Menzogne e insabbiamenti. Brama di potere e violenza immotivata. Odio per il semplice gusto dell’odio. E soprattutto, quella stessa ingestibile situazione per cui chi dovrebbe difenderti ti uccide, massacra, umilia.
5.000 chilometri di distanza. 8 anni di lontananza. E tutto quel sangue che non può essere pulito. Macchie indelebili nella memoria, sui muri, per le strade. Il sangue di Carlo, quello di Neda. I lividi di un’Europa troppo vecchia, le ferite di un’Iran così giovane. L'umanità che soccombe per ragion di Stato, ragion di Dio, ragion di niente. Le menzogne di chi dovrebbe difendere e invece attacca. Le mani alzate di chi resiste, ma non attacca e non difende. I riflettori che si accendono e poi dimenticano.

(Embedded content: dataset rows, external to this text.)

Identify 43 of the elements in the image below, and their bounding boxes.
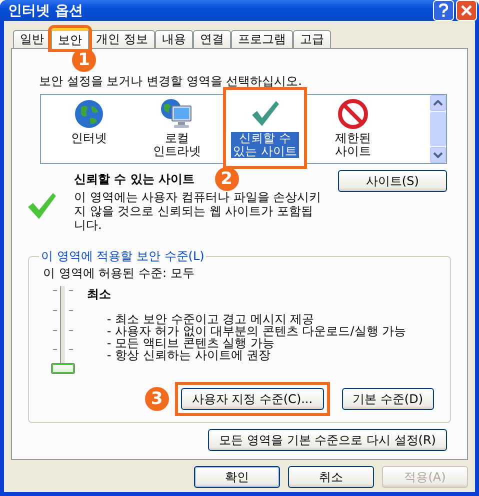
dialog-button[interactable]: 취소 <box>288 466 374 488</box>
zone-label: 신뢰할 수 있는 사이트 <box>231 132 299 158</box>
prohibited-icon <box>337 98 369 130</box>
level-description: - 항상 신뢰하는 사이트에 권장 <box>107 349 271 361</box>
level-description: - 사용자 허가 없이 대부분의 콘텐츠 다운로드/실행 가능 <box>107 325 406 337</box>
level-description: - 최소 보안 수준이고 경고 메시지 제공 <box>107 313 316 325</box>
custom-level-button[interactable]: 사용자 지정 수준(C)... <box>180 388 324 410</box>
reset-all-button[interactable]: 모든 영역을 기본 수준으로 다시 설정(R) <box>208 429 447 451</box>
tab[interactable]: 연결 <box>192 30 231 48</box>
default-level-button[interactable]: 기본 수준(D) <box>342 388 434 410</box>
allowed-level-text: 이 영역에 허용된 수준: 모두 <box>42 265 196 282</box>
tab[interactable]: 일반 <box>13 30 51 48</box>
level-description: - 모든 액티브 콘텐츠 실행 가능 <box>107 337 274 349</box>
tab[interactable]: 개인 정보 <box>89 30 155 48</box>
dialog-button[interactable]: 확인 <box>194 466 280 488</box>
scrollbar[interactable] <box>430 95 446 163</box>
zone-item[interactable]: 제한된 사이트 <box>311 95 395 163</box>
slider-thumb[interactable] <box>51 363 75 374</box>
help-icon[interactable] <box>433 0 454 21</box>
zone-title: 신뢰할 수 있는 사이트 <box>74 170 195 188</box>
callout-number: 3 <box>144 387 169 411</box>
globe-monitor-icon <box>160 98 194 130</box>
instruction-text: 보안 설정을 보거나 변경할 영역을 선택하십시오. <box>38 73 303 90</box>
zone-item[interactable]: 로컬 인트라넷 <box>135 95 219 163</box>
scroll-down-icon[interactable] <box>433 152 443 158</box>
level-name: 최소 <box>87 286 112 303</box>
tab[interactable]: 내용 <box>154 30 193 48</box>
zone-description: 이 영역에는 사용자 컴퓨터나 파일을 손상시키지 않을 것으로 신뢰되는 웹 사이트가 포함됩니다. <box>74 190 322 232</box>
callout-number: 2 <box>214 167 239 191</box>
zone-item[interactable]: 신뢰할 수 있는 사이트 <box>223 87 307 169</box>
tab[interactable]: 고급 <box>292 30 331 48</box>
tab[interactable]: 보안 <box>51 28 89 49</box>
window-title: 인터넷 옵션 <box>7 2 83 20</box>
close-icon[interactable] <box>456 0 477 21</box>
zone-label: 인터넷 <box>70 132 108 145</box>
tab[interactable]: 프로그램 <box>230 30 293 48</box>
zone-label: 로컬 인트라넷 <box>152 132 202 158</box>
group-title: 이 영역에 적용할 보안 수준(L) <box>40 248 206 265</box>
sites-button[interactable]: 사이트(S) <box>338 170 447 192</box>
globe-icon <box>73 98 105 130</box>
scroll-up-icon[interactable] <box>433 100 443 106</box>
zone-item[interactable]: 인터넷 <box>47 95 131 163</box>
zone-label: 제한된 사이트 <box>334 132 372 158</box>
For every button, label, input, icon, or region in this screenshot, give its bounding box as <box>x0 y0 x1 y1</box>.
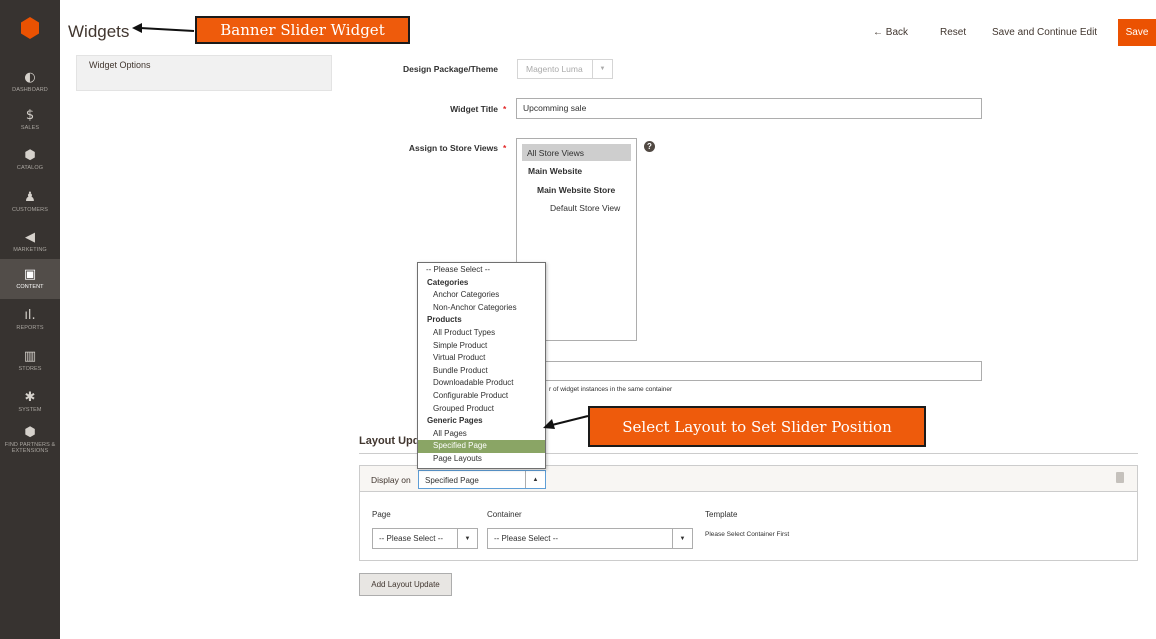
callout-arrow-icon <box>543 415 589 429</box>
sidebar-item-label: SALES <box>20 125 40 131</box>
widget-title-input[interactable]: Upcomming sale <box>516 98 982 119</box>
sidebar-item-reports[interactable]: ıl. REPORTS <box>0 300 60 340</box>
store-views-label: Assign to Store Views <box>408 143 498 153</box>
store-option[interactable]: Main Website Store <box>537 185 615 195</box>
sidebar-item-label: STORES <box>18 366 42 372</box>
back-button[interactable]: ← Back <box>873 27 908 38</box>
dropdown-option[interactable]: Grouped Product <box>418 403 545 416</box>
chevron-up-icon: ▲ <box>525 471 545 488</box>
sidebar-item-marketing[interactable]: ◀ MARKETING <box>0 222 60 262</box>
megaphone-icon: ◀ <box>25 230 35 245</box>
sidebar-item-content[interactable]: ▣ CONTENT <box>0 259 60 299</box>
template-placeholder: Please Select Container First <box>705 531 790 538</box>
store-option[interactable]: Default Store View <box>550 203 620 213</box>
dropdown-option[interactable]: Non-Anchor Categories <box>418 302 545 315</box>
chevron-down-icon: ▼ <box>672 529 692 548</box>
add-layout-update-button[interactable]: Add Layout Update <box>359 573 452 596</box>
help-icon[interactable]: ? <box>644 141 655 152</box>
design-package-value: Magento Luma <box>526 64 583 74</box>
widget-title-label: Widget Title <box>380 104 498 114</box>
display-on-select[interactable]: Specified Page ▲ <box>418 470 546 489</box>
chevron-down-icon: ▼ <box>592 60 612 78</box>
dollar-icon: $ <box>25 108 35 123</box>
admin-sidebar: ◐ DASHBOARD $ SALES ⬢ CATALOG ♟ CUSTOMERS ◀ MARKE… <box>0 0 60 639</box>
widget-title-label-text: Widget Title <box>450 104 498 114</box>
dropdown-group-label: Categories <box>427 277 469 287</box>
chevron-down-icon: ▼ <box>457 529 477 548</box>
page-column-label: Page <box>372 510 391 519</box>
sidebar-item-label: REPORTS <box>16 325 44 331</box>
widget-options-tab[interactable]: Widget Options <box>76 55 332 91</box>
design-package-label: Design Package/Theme <box>403 64 498 74</box>
dropdown-option[interactable]: All Product Types <box>418 327 545 340</box>
sidebar-item-label: CUSTOMERS <box>12 207 48 213</box>
page-select-value: -- Please Select -- <box>379 534 444 543</box>
catalog-cube-icon: ⬢ <box>24 148 36 163</box>
container-column-label: Container <box>487 510 522 519</box>
sort-order-input[interactable] <box>516 361 982 381</box>
save-button[interactable]: Save <box>1118 19 1156 46</box>
sidebar-item-label: CATALOG <box>16 165 44 171</box>
container-select[interactable]: -- Please Select -- ▼ <box>487 528 693 549</box>
dropdown-option[interactable]: Bundle Product <box>418 365 545 378</box>
banner-slider-callout: Banner Slider Widget <box>195 16 410 44</box>
dropdown-option[interactable]: All Pages <box>418 428 545 441</box>
reset-button[interactable]: Reset <box>940 27 966 38</box>
page-title: Widgets <box>68 22 130 41</box>
sidebar-item-stores[interactable]: ▥ STORES <box>0 341 60 381</box>
sidebar-item-sales[interactable]: $ SALES <box>0 100 60 140</box>
dropdown-group-label: Products <box>427 315 462 325</box>
reports-bar-icon: ıl. <box>24 308 36 323</box>
content-icon: ▣ <box>23 267 37 282</box>
dropdown-option[interactable]: Page Layouts <box>418 453 545 466</box>
store-option[interactable]: All Store Views <box>522 144 631 161</box>
save-and-continue-button[interactable]: Save and Continue Edit <box>992 27 1097 38</box>
sidebar-item-label: SYSTEM <box>18 407 42 413</box>
dropdown-option[interactable]: Simple Product <box>418 340 545 353</box>
partners-cube-icon: ⬢ <box>24 425 36 440</box>
required-mark: * <box>503 104 507 114</box>
sidebar-item-label: CONTENT <box>16 284 44 290</box>
template-column-label: Template <box>705 510 738 519</box>
dropdown-group-label: Generic Pages <box>427 416 483 426</box>
store-icon: ▥ <box>23 349 37 364</box>
sidebar-item-label: FIND PARTNERS & EXTENSIONS <box>4 442 56 454</box>
container-select-value: -- Please Select -- <box>494 534 559 543</box>
design-package-select: Magento Luma ▼ <box>517 59 613 79</box>
dropdown-option[interactable]: Specified Page <box>418 440 545 453</box>
sidebar-item-label: MARKETING <box>13 247 47 253</box>
dropdown-option[interactable]: -- Please Select -- <box>418 264 545 277</box>
sidebar-item-label: DASHBOARD <box>12 87 48 93</box>
trash-icon[interactable] <box>1116 472 1124 483</box>
dropdown-option[interactable]: Anchor Categories <box>418 289 545 302</box>
callout-arrow-icon <box>132 23 195 33</box>
magento-logo-icon <box>21 17 39 39</box>
widget-options-label: Widget Options <box>89 60 151 70</box>
layout-position-callout: Select Layout to Set Slider Position <box>588 406 926 447</box>
sidebar-item-system[interactable]: ✱ SYSTEM <box>0 382 60 422</box>
magento-logo[interactable] <box>0 0 60 56</box>
customer-icon: ♟ <box>24 190 36 205</box>
layout-updates-title: Layout Upda <box>359 435 426 447</box>
dropdown-option[interactable]: Configurable Product <box>418 390 545 403</box>
sidebar-item-dashboard[interactable]: ◐ DASHBOARD <box>0 62 60 102</box>
sidebar-item-catalog[interactable]: ⬢ CATALOG <box>0 140 60 180</box>
sidebar-item-find[interactable]: ⬢ FIND PARTNERS & EXTENSIONS <box>0 420 60 460</box>
dashboard-icon: ◐ <box>24 70 36 85</box>
sort-order-note: r of widget instances in the same contai… <box>549 386 673 393</box>
layout-update-block: Display on Specified Page ▲ Page Contain… <box>359 465 1138 561</box>
layout-update-header: Display on Specified Page ▲ <box>360 466 1137 492</box>
dropdown-option[interactable]: Downloadable Product <box>418 377 545 390</box>
display-on-label: Display on <box>371 475 411 485</box>
gear-icon: ✱ <box>24 390 36 405</box>
page-select[interactable]: -- Please Select -- ▼ <box>372 528 478 549</box>
store-option[interactable]: Main Website <box>528 166 582 176</box>
required-mark: * <box>503 143 507 153</box>
display-on-value: Specified Page <box>425 476 479 485</box>
sidebar-item-customers[interactable]: ♟ CUSTOMERS <box>0 182 60 222</box>
dropdown-option[interactable]: Virtual Product <box>418 352 545 365</box>
display-on-dropdown-list: -- Please Select -- Categories Anchor Cate… <box>417 262 546 469</box>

Alla fine il peso sullo stomaco che avevo si è trasformato in senso di nausea. E non posso fare a meno di pensare che non c'è limite alla crudeltà e alla stupidità umana. Non posso non chiedermi quale differenza ci sia tra i miliziani iraniani e quei poliziotti che irruppero nella scuola Diaz. Non posso non domandarmi come si possano contemporaneamente condannare le violazioni dei diritti umani in Iran, o altrove, ed occultare quelle stesse violazioni in casa propria. Non posso fare a meno di chiedermi chi custodisca i custodi. E infatti, apprendo dai giornali che Giacomo De Gennaro, capo della Polizia dal 2000 al 2007 e dunque anche ai tempi del G-8 di Genova, è stato nominato sottosegretario di Stato alla Presidenza del Consiglio. Nonostante De Gennaro sia stato assolto per le violenze perpetrate nella scuola Diaz nel 2001, in una vicenda in cui nessuno ha pagato e la verità rimane sepolta sotto un cumulo di sabbia, questa nomina appare quantomeno inopportuna.

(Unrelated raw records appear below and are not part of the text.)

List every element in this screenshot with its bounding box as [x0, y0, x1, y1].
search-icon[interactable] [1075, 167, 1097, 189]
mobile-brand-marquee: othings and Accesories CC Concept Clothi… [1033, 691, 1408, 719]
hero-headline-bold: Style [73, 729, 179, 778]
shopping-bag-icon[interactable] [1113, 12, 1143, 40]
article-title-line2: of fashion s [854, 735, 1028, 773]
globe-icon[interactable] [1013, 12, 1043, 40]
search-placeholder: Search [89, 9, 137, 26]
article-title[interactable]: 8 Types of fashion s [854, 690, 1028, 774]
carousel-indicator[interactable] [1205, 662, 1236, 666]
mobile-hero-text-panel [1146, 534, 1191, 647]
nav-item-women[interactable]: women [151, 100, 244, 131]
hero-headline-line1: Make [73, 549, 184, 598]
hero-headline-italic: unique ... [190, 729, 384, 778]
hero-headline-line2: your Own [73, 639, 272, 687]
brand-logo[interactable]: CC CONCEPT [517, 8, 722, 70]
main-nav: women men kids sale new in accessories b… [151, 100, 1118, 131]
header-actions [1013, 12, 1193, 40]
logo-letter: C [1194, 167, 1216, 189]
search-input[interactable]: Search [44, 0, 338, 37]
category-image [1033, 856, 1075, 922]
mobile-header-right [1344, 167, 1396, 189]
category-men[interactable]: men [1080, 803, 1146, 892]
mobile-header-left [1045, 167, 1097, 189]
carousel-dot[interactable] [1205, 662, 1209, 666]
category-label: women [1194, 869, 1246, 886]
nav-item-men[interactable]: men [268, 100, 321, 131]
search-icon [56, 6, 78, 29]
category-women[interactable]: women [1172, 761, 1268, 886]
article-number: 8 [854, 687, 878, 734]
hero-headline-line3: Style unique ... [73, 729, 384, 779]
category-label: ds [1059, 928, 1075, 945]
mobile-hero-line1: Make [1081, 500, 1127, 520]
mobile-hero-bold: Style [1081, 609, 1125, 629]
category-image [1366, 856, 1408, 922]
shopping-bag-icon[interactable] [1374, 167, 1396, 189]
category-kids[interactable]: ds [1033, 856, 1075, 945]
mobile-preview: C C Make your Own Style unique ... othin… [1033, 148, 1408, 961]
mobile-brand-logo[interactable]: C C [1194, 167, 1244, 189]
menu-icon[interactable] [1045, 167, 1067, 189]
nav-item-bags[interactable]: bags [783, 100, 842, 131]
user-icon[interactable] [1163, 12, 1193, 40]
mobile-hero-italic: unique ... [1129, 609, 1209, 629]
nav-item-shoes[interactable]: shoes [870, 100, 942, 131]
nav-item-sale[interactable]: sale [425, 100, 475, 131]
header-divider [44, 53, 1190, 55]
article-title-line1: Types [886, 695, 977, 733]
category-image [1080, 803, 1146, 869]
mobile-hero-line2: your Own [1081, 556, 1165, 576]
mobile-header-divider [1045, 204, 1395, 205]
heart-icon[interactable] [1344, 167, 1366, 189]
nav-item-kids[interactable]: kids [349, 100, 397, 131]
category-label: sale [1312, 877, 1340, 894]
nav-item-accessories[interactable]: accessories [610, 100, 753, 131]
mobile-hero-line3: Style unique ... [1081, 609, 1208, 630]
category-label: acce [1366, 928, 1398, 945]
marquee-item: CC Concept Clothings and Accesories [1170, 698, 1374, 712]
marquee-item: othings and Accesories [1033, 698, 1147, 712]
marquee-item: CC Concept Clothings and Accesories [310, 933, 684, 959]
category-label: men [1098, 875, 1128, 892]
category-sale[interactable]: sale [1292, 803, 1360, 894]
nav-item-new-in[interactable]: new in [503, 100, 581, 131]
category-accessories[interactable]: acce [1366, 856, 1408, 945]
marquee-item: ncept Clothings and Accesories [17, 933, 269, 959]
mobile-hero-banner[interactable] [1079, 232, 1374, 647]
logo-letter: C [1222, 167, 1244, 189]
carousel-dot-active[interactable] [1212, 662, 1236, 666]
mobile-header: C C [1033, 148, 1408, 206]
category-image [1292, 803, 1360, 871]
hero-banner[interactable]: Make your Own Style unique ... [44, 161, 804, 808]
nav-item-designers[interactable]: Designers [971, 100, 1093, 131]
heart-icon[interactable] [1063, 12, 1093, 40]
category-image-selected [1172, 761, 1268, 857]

Oggi è un giorno qualunque della primavera 2012 ed io sono Italiana, sono Iraniana, non lo so, non lo ricordo, non fa differenza. Non ero a Genova undici anni fa, così come non ero a Teheran nel 2009, eppure sono qui ora e voglio ancora credere che un mondo migliore sia possibile. Quel mondo a cui ho diritto di aspirare e che nessuna crisi può portarmi via. Perché l’Italia, l’Iran, il Mondo intero, sono la mia casa. E non sono abbastanza grandi per rinchiuderci tutti.